A service that defines the ClusterIP:none is known as a headless service

For headless services that define selectors, the endpoints controller creates Endpoints records in the API, and modifies the DNS configuration to return A records (addresses) that point directly to the Pods backing the Service

Since there is only one influxdb pod, there is no need to load balance it and so no need for a service proxy, requests are routed directly to the pod.

-- Dan Murphy
Source: StackOverflow

4/24/2019

I can explain what's happening and why this works, but I still think this configuration doesn't make sense.

The Deployment creates a Pod that runs InfluxDB which listens by default on port 8086. The containerPort here is purely informational, see the following from the Pod spec reference:

primarily informational. Not specifying a port here DOES NOT prevent that port from being exposed. Any port which is listening on the default "0.0.0.0" address inside a container will be accessible from the network.
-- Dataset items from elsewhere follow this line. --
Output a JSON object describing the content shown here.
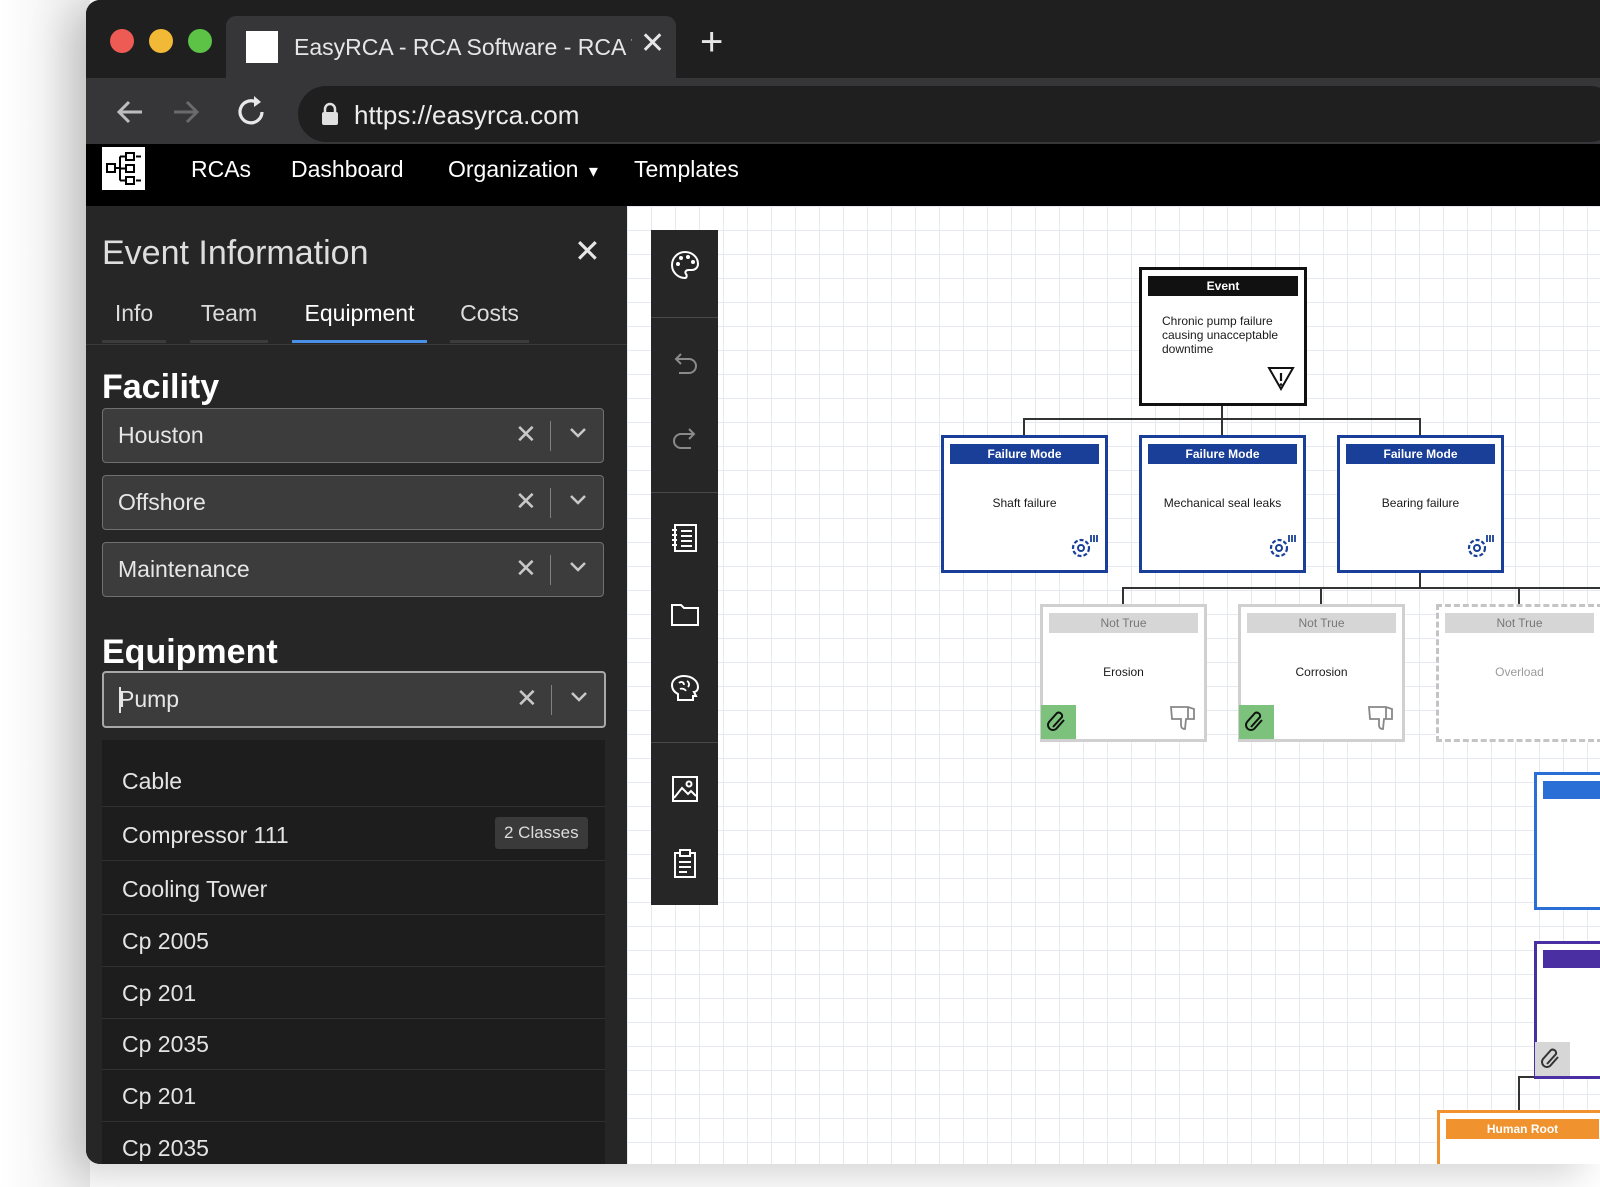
{
  "browser": {
    "tab_title": "EasyRCA - RCA Software - RCA Tool",
    "tab_close": "✕",
    "new_tab": "+",
    "url": "https://easyrca.com"
  },
  "app_nav": {
    "items": [
      "RCAs",
      "Dashboard",
      "Organization",
      "Templates"
    ],
    "org_caret": "▾"
  },
  "panel": {
    "title": "Event Information",
    "close": "✕",
    "tabs": [
      "Info",
      "Team",
      "Equipment",
      "Costs"
    ],
    "active_tab": "Equipment",
    "facility_label": "Facility",
    "facility_values": [
      "Houston",
      "Offshore",
      "Maintenance"
    ],
    "equipment_label": "Equipment",
    "equipment_value": "Pump",
    "clear_glyph": "✕",
    "options": [
      {
        "label": "Cable"
      },
      {
        "label": "Compressor 111",
        "badge": "2 Classes"
      },
      {
        "label": "Cooling Tower"
      },
      {
        "label": "Cp 2005"
      },
      {
        "label": "Cp 201"
      },
      {
        "label": "Cp 2035"
      },
      {
        "label": "Cp 201"
      },
      {
        "label": "Cp 2035"
      }
    ]
  },
  "diagram": {
    "event": {
      "header": "Event",
      "text": "Chronic pump failure causing unacceptable downtime"
    },
    "failure_modes": [
      {
        "header": "Failure Mode",
        "text": "Shaft failure"
      },
      {
        "header": "Failure Mode",
        "text": "Mechanical seal leaks"
      },
      {
        "header": "Failure Mode",
        "text": "Bearing failure"
      }
    ],
    "hypotheses": [
      {
        "header": "Not True",
        "text": "Erosion"
      },
      {
        "header": "Not True",
        "text": "Corrosion"
      },
      {
        "header": "Not True",
        "text": "Overload"
      }
    ],
    "human_root": {
      "header": "Human Root"
    }
  },
  "colors": {
    "failure_mode_blue": "#1a3f99",
    "hypothesis_gray": "#d6d6d6",
    "evidence_green": "#7cc27c",
    "human_root_orange": "#f0922e",
    "physical_root_blue": "#2a6fd6",
    "latent_root_purple": "#4a2fa3",
    "tab_accent": "#4a8fe8"
  }
}
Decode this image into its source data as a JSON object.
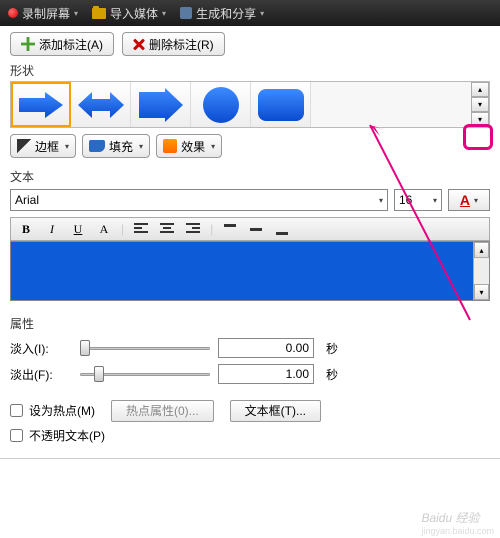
{
  "menubar": {
    "record": "录制屏幕",
    "import": "导入媒体",
    "share": "生成和分享"
  },
  "buttons": {
    "add_callout": "添加标注(A)",
    "remove_callout": "删除标注(R)"
  },
  "sections": {
    "shape": "形状",
    "text": "文本",
    "properties": "属性"
  },
  "tools": {
    "border": "边框",
    "fill": "填充",
    "effects": "效果"
  },
  "font": {
    "name": "Arial",
    "size": "16"
  },
  "format": {
    "bold": "B",
    "italic": "I",
    "underline": "U",
    "fontcolor": "A"
  },
  "props": {
    "fadein_label": "淡入(I):",
    "fadein_value": "0.00",
    "fadeout_label": "淡出(F):",
    "fadeout_value": "1.00",
    "unit": "秒"
  },
  "checks": {
    "hotspot": "设为热点(M)",
    "opaque": "不透明文本(P)"
  },
  "bottom": {
    "hotspot_props": "热点属性(0)...",
    "textbox": "文本框(T)..."
  },
  "colors": {
    "shape_fill": "#0e5bd8",
    "highlight": "#e4007f",
    "pointer": "#e4007f"
  },
  "watermark": {
    "main": "Baidu 经验",
    "sub": "jingyan.baidu.com"
  }
}
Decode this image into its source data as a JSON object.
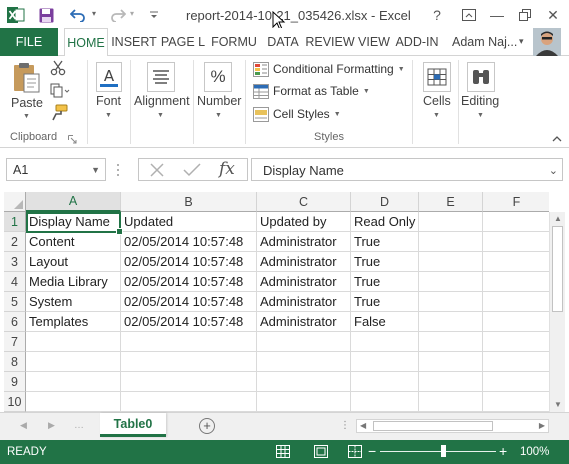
{
  "window": {
    "title": "report-2014-10-21_035426.xlsx - Excel",
    "help": "?",
    "minimize": "—",
    "close": "✕"
  },
  "qat": {
    "undo_caret": "▾",
    "redo_caret": "▾"
  },
  "tabs": {
    "file": "FILE",
    "items": [
      "HOME",
      "INSERT",
      "PAGE L",
      "FORMU",
      "DATA",
      "REVIEW",
      "VIEW",
      "ADD-IN"
    ],
    "active": "HOME"
  },
  "user": {
    "name": "Adam Naj...",
    "caret": "▾"
  },
  "ribbon": {
    "paste": "Paste",
    "clipboard_group": "Clipboard",
    "font": "Font",
    "alignment": "Alignment",
    "number": "Number",
    "percent_glyph": "%",
    "conditional_formatting": "Conditional Formatting",
    "format_as_table": "Format as Table",
    "cell_styles": "Cell Styles",
    "styles_group": "Styles",
    "cells": "Cells",
    "editing": "Editing"
  },
  "formula_bar": {
    "name_box": "A1",
    "fx": "fx",
    "value": "Display Name"
  },
  "grid": {
    "columns": [
      "A",
      "B",
      "C",
      "D",
      "E",
      "F"
    ],
    "row_numbers": [
      "1",
      "2",
      "3",
      "4",
      "5",
      "6",
      "7",
      "8",
      "9",
      "10"
    ],
    "rows": [
      [
        "Display Name",
        "Updated",
        "Updated by",
        "Read Only",
        "",
        ""
      ],
      [
        "Content",
        "02/05/2014 10:57:48",
        "Administrator",
        "True",
        "",
        ""
      ],
      [
        "Layout",
        "02/05/2014 10:57:48",
        "Administrator",
        "True",
        "",
        ""
      ],
      [
        "Media Library",
        "02/05/2014 10:57:48",
        "Administrator",
        "True",
        "",
        ""
      ],
      [
        "System",
        "02/05/2014 10:57:48",
        "Administrator",
        "True",
        "",
        ""
      ],
      [
        "Templates",
        "02/05/2014 10:57:48",
        "Administrator",
        "False",
        "",
        ""
      ],
      [
        "",
        "",
        "",
        "",
        "",
        ""
      ],
      [
        "",
        "",
        "",
        "",
        "",
        ""
      ],
      [
        "",
        "",
        "",
        "",
        "",
        ""
      ],
      [
        "",
        "",
        "",
        "",
        "",
        ""
      ]
    ],
    "selected_cell": "A1"
  },
  "sheets": {
    "active": "Table0",
    "add": "+"
  },
  "status": {
    "text": "READY",
    "zoom": "100%",
    "zoom_minus": "−",
    "zoom_plus": "+"
  },
  "colors": {
    "accent": "#217346"
  }
}
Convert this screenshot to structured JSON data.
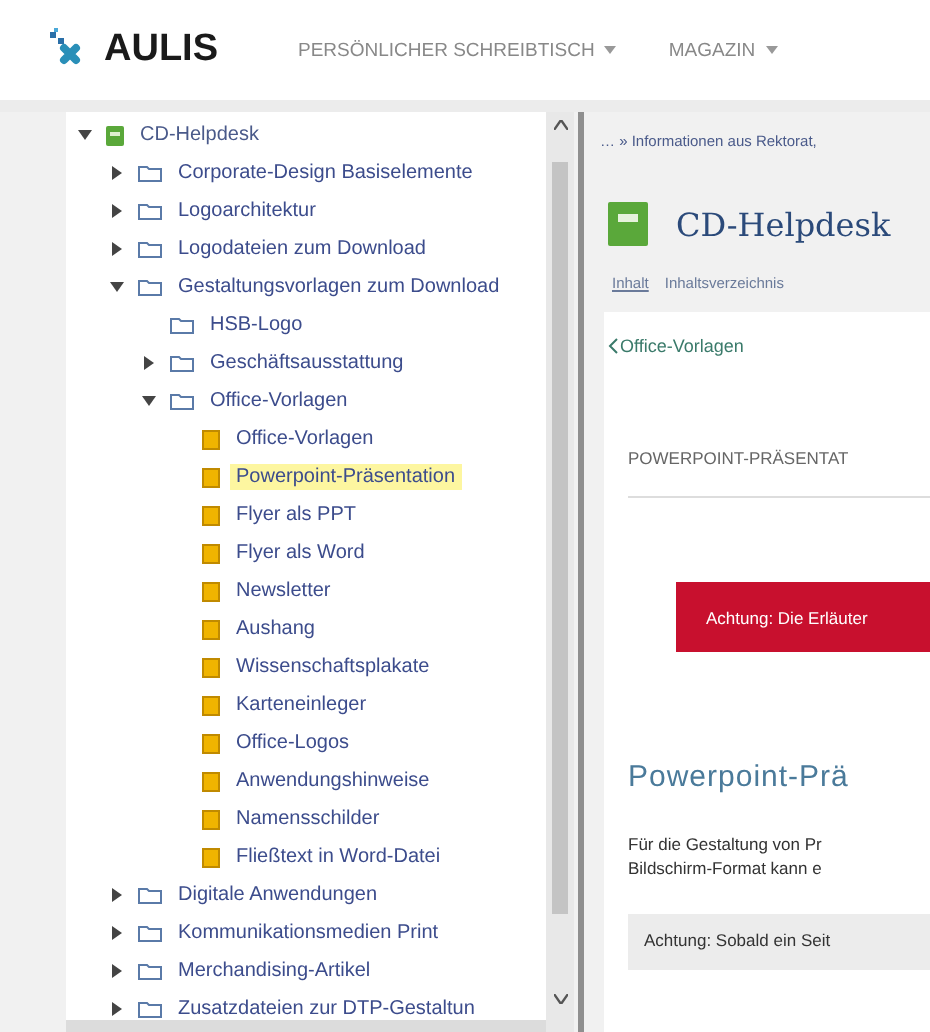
{
  "header": {
    "logo": "AULIS",
    "nav": [
      {
        "label": "PERSÖNLICHER SCHREIBTISCH"
      },
      {
        "label": "MAGAZIN"
      }
    ]
  },
  "tree": [
    {
      "label": "CD-Helpdesk",
      "kind": "root",
      "expanded": true,
      "selected": false,
      "children": [
        {
          "label": "Corporate-Design Basiselemente",
          "kind": "folder",
          "expanded": false,
          "selected": false
        },
        {
          "label": "Logoarchitektur",
          "kind": "folder",
          "expanded": false,
          "selected": false
        },
        {
          "label": "Logodateien zum Download",
          "kind": "folder",
          "expanded": false,
          "selected": false
        },
        {
          "label": "Gestaltungsvorlagen zum Download",
          "kind": "folder",
          "expanded": true,
          "selected": false,
          "children": [
            {
              "label": "HSB-Logo",
              "kind": "folder",
              "selected": false
            },
            {
              "label": "Geschäftsausstattung",
              "kind": "folder",
              "expanded": false,
              "selected": false
            },
            {
              "label": "Office-Vorlagen",
              "kind": "folder",
              "expanded": true,
              "selected": false,
              "children": [
                {
                  "label": "Office-Vorlagen",
                  "kind": "page",
                  "selected": false
                },
                {
                  "label": "Powerpoint-Präsentation",
                  "kind": "page",
                  "selected": true
                },
                {
                  "label": "Flyer als PPT",
                  "kind": "page",
                  "selected": false
                },
                {
                  "label": "Flyer als Word",
                  "kind": "page",
                  "selected": false
                },
                {
                  "label": "Newsletter",
                  "kind": "page",
                  "selected": false
                },
                {
                  "label": "Aushang",
                  "kind": "page",
                  "selected": false
                },
                {
                  "label": "Wissenschaftsplakate",
                  "kind": "page",
                  "selected": false
                },
                {
                  "label": "Karteneinleger",
                  "kind": "page",
                  "selected": false
                },
                {
                  "label": "Office-Logos",
                  "kind": "page",
                  "selected": false
                },
                {
                  "label": "Anwendungshinweise",
                  "kind": "page",
                  "selected": false
                },
                {
                  "label": "Namensschilder",
                  "kind": "page",
                  "selected": false
                },
                {
                  "label": "Fließtext in Word-Datei",
                  "kind": "page",
                  "selected": false
                }
              ]
            }
          ]
        },
        {
          "label": "Digitale Anwendungen",
          "kind": "folder",
          "expanded": false,
          "selected": false
        },
        {
          "label": "Kommunikationsmedien Print",
          "kind": "folder",
          "expanded": false,
          "selected": false
        },
        {
          "label": "Merchandising-Artikel",
          "kind": "folder",
          "expanded": false,
          "selected": false
        },
        {
          "label": "Zusatzdateien zur DTP-Gestaltun",
          "kind": "folder",
          "expanded": false,
          "selected": false
        }
      ]
    }
  ],
  "content": {
    "breadcrumb": "… » Informationen aus Rektorat,",
    "title": "CD-Helpdesk",
    "tabs": [
      {
        "label": "Inhalt",
        "selected": true
      },
      {
        "label": "Inhaltsverzeichnis",
        "selected": false
      }
    ],
    "back_link": "Office-Vorlagen",
    "section": "POWERPOINT-PRÄSENTAT",
    "alert": "Achtung: Die Erläuter",
    "heading": "Powerpoint-Prä",
    "paragraph": [
      "Für die Gestaltung von Pr",
      "Bildschirm-Format kann e"
    ],
    "note": "Achtung: Sobald ein Seit"
  }
}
Now to the Service, which is created with a port 3306, which is odd but in this case doesn't matter because this is a Headless Service. A headless service is a means to tell Kubernetes you don't want it's fancy networking features (like kube-proxy load balancing), instead you just want it to create DNS records for you. By specifying ClusterIP: None you essentially make this a headless service. Given that this service is not actually serving any traffic, the "Port" field here is meaningless.

Now let's review what happens when you access http://influxdb:8086:

  1. your http client resolves the host influxdb to the Pod IP. This is possible thanks to the headless service. Note again that the host resolves to the Pod IP, not a Service IP.
  2. Since the Pod is serving on 8086, and since you reached it directly in it's private IP, it accepts your request and you have your reply.